= Infopoverty =

Infopoverty is the name given to the Programme and the World Conference started in 2001, in the ambit of the United Nations, aimed to fight poverty towards the application of ICT, Information and Communication Technologies.
The term has been coined in 1998 by Arch. Pierpaolo Saporito, Founder and President of OCCAM, the Observatory on Digital Communication and Gerardo Zepeda-Bermudez, Vice-President and Member of the Board.

==Infopoverty World Conference==
The Infopoverty World Conference is the annual international conference, under the auspices of the United Nations, at the United Nations headquarters, New York, organized by OCCAM, together with the European Parliament, UNESCO, and other scientific and university institutions (Infopoverty Institute at Oklahoma University).
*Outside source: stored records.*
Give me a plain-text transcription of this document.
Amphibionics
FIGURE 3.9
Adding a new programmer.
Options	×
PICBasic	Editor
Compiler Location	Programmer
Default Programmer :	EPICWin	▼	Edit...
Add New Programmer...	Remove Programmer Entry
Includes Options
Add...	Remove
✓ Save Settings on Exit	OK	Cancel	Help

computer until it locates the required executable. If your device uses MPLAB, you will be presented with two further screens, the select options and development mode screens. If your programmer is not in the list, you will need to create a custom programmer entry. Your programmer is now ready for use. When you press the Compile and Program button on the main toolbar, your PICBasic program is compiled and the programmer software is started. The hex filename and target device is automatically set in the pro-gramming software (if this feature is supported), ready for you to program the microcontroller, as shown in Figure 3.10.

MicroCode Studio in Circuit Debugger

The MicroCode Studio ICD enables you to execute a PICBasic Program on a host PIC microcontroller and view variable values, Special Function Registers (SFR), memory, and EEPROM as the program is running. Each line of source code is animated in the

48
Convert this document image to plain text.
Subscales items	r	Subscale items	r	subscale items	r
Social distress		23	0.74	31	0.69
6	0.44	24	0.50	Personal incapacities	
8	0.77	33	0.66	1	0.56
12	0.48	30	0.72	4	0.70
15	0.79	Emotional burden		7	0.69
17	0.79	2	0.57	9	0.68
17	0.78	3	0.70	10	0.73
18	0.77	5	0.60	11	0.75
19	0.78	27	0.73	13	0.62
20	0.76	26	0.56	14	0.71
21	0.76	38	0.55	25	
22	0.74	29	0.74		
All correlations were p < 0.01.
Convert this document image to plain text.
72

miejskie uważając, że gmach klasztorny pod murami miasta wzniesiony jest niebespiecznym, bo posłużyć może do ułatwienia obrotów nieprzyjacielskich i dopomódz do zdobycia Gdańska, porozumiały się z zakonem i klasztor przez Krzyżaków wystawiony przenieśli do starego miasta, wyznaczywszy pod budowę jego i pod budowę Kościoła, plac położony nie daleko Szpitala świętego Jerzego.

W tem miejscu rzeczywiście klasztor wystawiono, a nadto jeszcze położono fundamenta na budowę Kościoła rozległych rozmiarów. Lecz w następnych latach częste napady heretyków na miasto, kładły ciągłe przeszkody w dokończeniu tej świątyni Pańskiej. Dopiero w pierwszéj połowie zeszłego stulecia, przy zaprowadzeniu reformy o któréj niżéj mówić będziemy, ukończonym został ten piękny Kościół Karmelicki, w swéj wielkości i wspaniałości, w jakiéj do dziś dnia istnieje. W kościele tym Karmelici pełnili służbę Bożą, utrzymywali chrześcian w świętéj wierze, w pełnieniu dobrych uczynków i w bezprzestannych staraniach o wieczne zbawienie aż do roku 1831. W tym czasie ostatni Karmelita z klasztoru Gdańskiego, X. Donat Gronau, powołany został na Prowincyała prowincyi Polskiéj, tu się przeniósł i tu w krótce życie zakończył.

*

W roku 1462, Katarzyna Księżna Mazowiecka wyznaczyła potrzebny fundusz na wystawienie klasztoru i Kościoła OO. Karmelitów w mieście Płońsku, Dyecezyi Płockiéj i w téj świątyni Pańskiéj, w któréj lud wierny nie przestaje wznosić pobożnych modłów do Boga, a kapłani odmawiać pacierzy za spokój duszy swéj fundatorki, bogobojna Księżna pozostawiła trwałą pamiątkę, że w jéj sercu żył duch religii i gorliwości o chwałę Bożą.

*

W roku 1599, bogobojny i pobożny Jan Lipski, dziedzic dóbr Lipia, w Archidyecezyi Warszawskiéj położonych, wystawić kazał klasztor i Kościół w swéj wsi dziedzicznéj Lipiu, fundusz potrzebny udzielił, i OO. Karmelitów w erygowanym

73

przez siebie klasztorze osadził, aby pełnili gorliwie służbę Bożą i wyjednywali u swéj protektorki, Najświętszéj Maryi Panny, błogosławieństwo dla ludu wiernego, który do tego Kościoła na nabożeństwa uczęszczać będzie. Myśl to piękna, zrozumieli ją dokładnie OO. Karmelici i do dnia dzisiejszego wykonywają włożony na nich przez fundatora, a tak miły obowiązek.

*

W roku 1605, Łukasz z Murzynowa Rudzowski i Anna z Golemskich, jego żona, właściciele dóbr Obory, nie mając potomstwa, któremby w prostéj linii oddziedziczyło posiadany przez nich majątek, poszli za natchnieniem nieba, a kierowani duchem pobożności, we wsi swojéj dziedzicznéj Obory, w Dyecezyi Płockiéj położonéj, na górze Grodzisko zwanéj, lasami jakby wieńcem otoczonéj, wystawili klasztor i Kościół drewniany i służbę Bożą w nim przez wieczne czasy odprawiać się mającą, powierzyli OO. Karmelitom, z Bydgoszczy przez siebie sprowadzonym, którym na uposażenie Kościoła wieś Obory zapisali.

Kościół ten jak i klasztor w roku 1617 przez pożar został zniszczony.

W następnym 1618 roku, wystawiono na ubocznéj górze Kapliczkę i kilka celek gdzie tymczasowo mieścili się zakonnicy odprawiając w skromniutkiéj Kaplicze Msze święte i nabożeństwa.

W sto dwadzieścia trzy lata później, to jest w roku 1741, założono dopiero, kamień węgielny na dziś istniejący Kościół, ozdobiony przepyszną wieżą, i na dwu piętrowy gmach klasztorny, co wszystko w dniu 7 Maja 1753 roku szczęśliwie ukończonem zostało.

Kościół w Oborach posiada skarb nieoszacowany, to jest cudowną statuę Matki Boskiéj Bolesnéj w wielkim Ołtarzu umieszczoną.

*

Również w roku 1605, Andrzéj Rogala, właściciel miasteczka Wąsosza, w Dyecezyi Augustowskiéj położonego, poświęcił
At its 13th edition, the Infopoverty World Conference saw the participation of more than 100 international organizations, hundreds of from Governments, international and regional organizations, public and private institutions and the civil society and 63 countries.

==Infopoverty Programme==
The Infopoverty Programme transfers into concrete actions the orientations emerged from the Conference, realizing the ICT Villages, aimed to help the most disadvantaged communities. The first pilot projects were realized at San Ramon and San Pedro, Honduras, in cooperation with the local Ministry of Science and Technologies, following the devastation from Hurricane Mitch.
These experiences were instrumental for the definition, thanks to the collaboration with the most important international institutions, of the ICT Village model, validated by the World Summit on the Information Society in Tunis, 2005, with the creation of the Borj Touil Village.
Subsequently, the model was developed in Sambaina (Madagascar) which was proclaimed Millennium Village Project by the United Nations, and are in progress in Leshoto, in Peru and Ethiopia.